There is such diversity and unpredictability to the way food is served in Taipei. It’s easy and extremely cheap to have very tasty meals, such as this fried chicken on rice with pickled vegetables (not that different to the dish from Yu’s Teahouse in Hawthorn that spurred me to come to Taipei in the first place). But one is never quite sure what to expect from the flavour of the dishes and when one finds out, it’s often difficult to describe them, as they are so foreign to a Western tongue. In this chicken, for example, there is a distant echo of cinnamon along with the salt and pepper. And the orange fluid in the cup: somewhere between cough syrup and Cottee’s fruit cup cordial. (I think it might be some sort of cumquat juice variant.)



Winston took me to the ShiDa night market and introduced me to genuine Chinese-style hotpot. In his typically frustrating way, he refused to tell me how to eat it then laughed at me when I did anything he thought was incorrect and lambasted me for copying his method. And he took great delight in not telling me what I was eating, pretending he didn’t know the English names for things until I had taken my first bite. Thankfully nothing was as exotic as it first appeared. The intestinal-looking things are just tofu skins and the brainy-looking things just taro and seafood dumpling. Once I got into the rhythm of this completely alien way of eating, it became most enjoyable and quite delicious. The ‘snowy’ (streaky) sirloin steak strips were particularly tasty.

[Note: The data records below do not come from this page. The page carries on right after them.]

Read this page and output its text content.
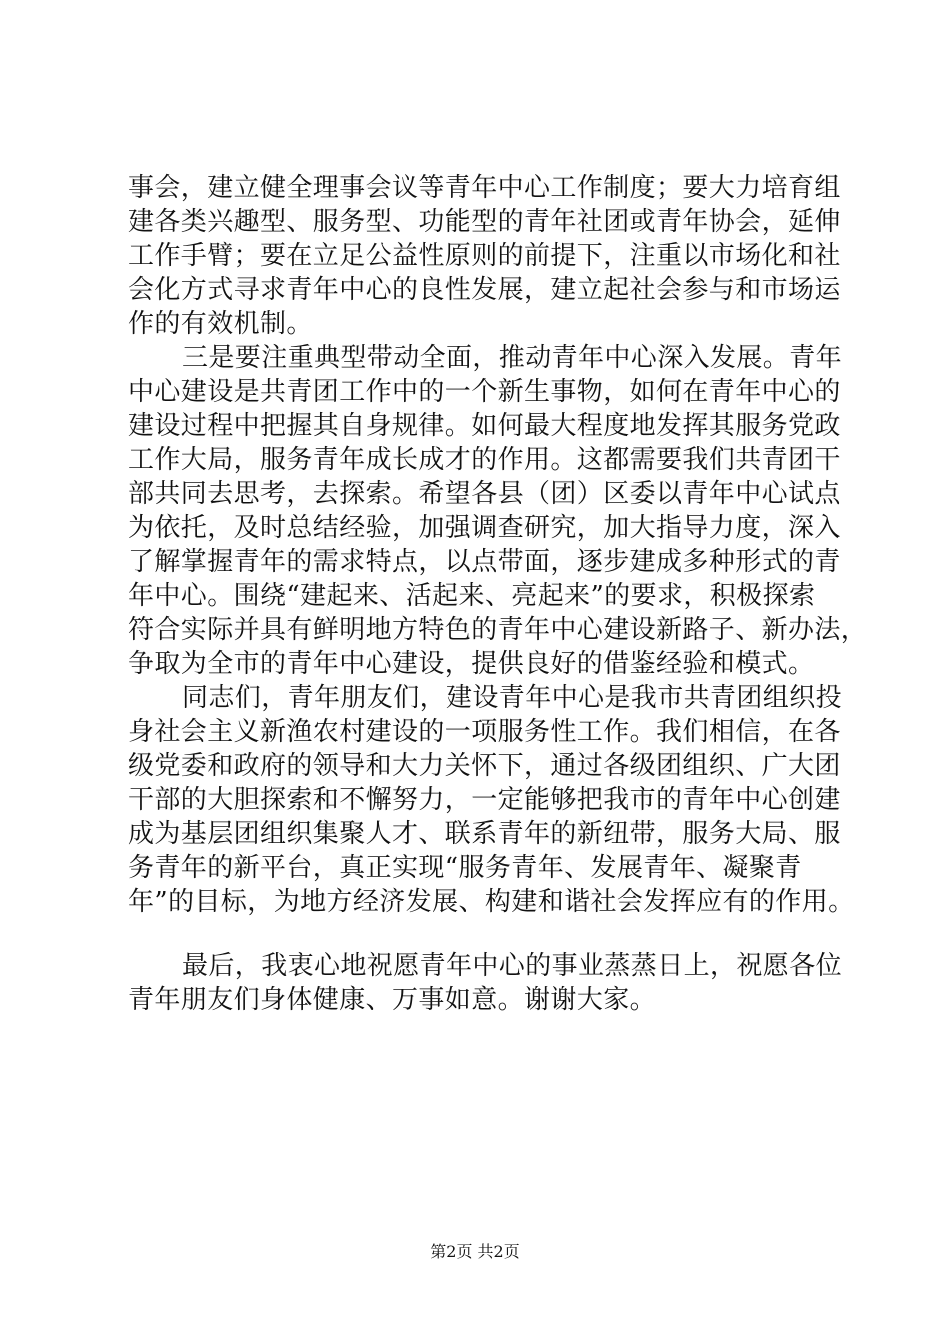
事会，建立健全理事会议等青年中心工作制度；要大力培育组
建各类兴趣型、服务型、功能型的青年社团或青年协会，延伸
工作手臂；要在立足公益性原则的前提下，注重以市场化和社
会化方式寻求青年中心的良性发展，建立起社会参与和市场运
作的有效机制。
三是要注重典型带动全面，推动青年中心深入发展。青年
中心建设是共青团工作中的一个新生事物，如何在青年中心的
建设过程中把握其自身规律。如何最大程度地发挥其服务党政
工作大局，服务青年成长成才的作用。这都需要我们共青团干
部共同去思考，去探索。希望各县（团）区委以青年中心试点
为依托，及时总结经验，加强调查研究，加大指导力度，深入
了解掌握青年的需求特点，以点带面，逐步建成多种形式的青
年中心。围绕“建起来、活起来、亮起来”的要求，积极探索
符合实际并具有鲜明地方特色的青年中心建设新路子、新办法，
争取为全市的青年中心建设，提供良好的借鉴经验和模式。
同志们，青年朋友们，建设青年中心是我市共青团组织投
身社会主义新渔农村建设的一项服务性工作。我们相信，在各
级党委和政府的领导和大力关怀下，通过各级团组织、广大团
干部的大胆探索和不懈努力，一定能够把我市的青年中心创建
成为基层团组织集聚人才、联系青年的新纽带，服务大局、服
务青年的新平台，真正实现“服务青年、发展青年、凝聚青
年”的目标，为地方经济发展、构建和谐社会发挥应有的作用。
最后，我衷心地祝愿青年中心的事业蒸蒸日上，祝愿各位
青年朋友们身体健康、万事如意。谢谢大家。
第2页 共2页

3. Ratso Rizzo wouldn’t last a day in Taipei.
So what if you’re walking here? Taipei’s drivers couldn’t care less. Right of way goes to whoever gets there first, and when you’re up against an army of motor scooters and angry taxi drivers, you don’t stand a chance if you’re riding Shank's pony. They will not hesitate to honk if you’re in the way, and will often honk as a way of saying ‘look out, I’m coming through.’



Not only has this Merc managed to block a lane of traffic, it has also skilfully obstructed TWO pedestrian crossings. (An additional statement about Taipei’s attitude towards wealth?)

A walker’s woes are amplified by the fact that the only available walking space is often that that extends from stores onto the street, the height of which can differ from store to store, so one has constantly to keep one’s eyes on the ground to avoid tripping up an incline or stumbling down one.

4. A Taiwanese bride looks best perched in a tree. Apparently.






















A symptom of Taipei’s newfound shininess is the wedding store, which not only offers newlyweds clothing for the big day, but will also arrange the photography, functions and any other specific requests. Some stores place folio-sized sample books at the doors to entice young couples wanting to use the big day as an expression of both their love and their unique personalities. This may involve climbing a tree or lounging about on a baby grand on the beach (which I could understand if you were marrying Lang Lang but, really, who is?)

3 comments:

  1. Lang Lang
    Shank
    Ratso Rizzo

    Am I missing something?? Most likely a brain filled with as many references as you.

    Fantastic post, as usual. You never know, I may even publish you upon your return.

    ReplyDelete
  2. Haaaaaaaahaaaaaaaaaaaaa.

    Just Google them if you really want to. Otherwise, be grateful that your head is not filled with such clutter.

    Next post will be a corker. Much to report...

    ReplyDelete
  3. your right it is so sad to hear what Taipei thinks of itself.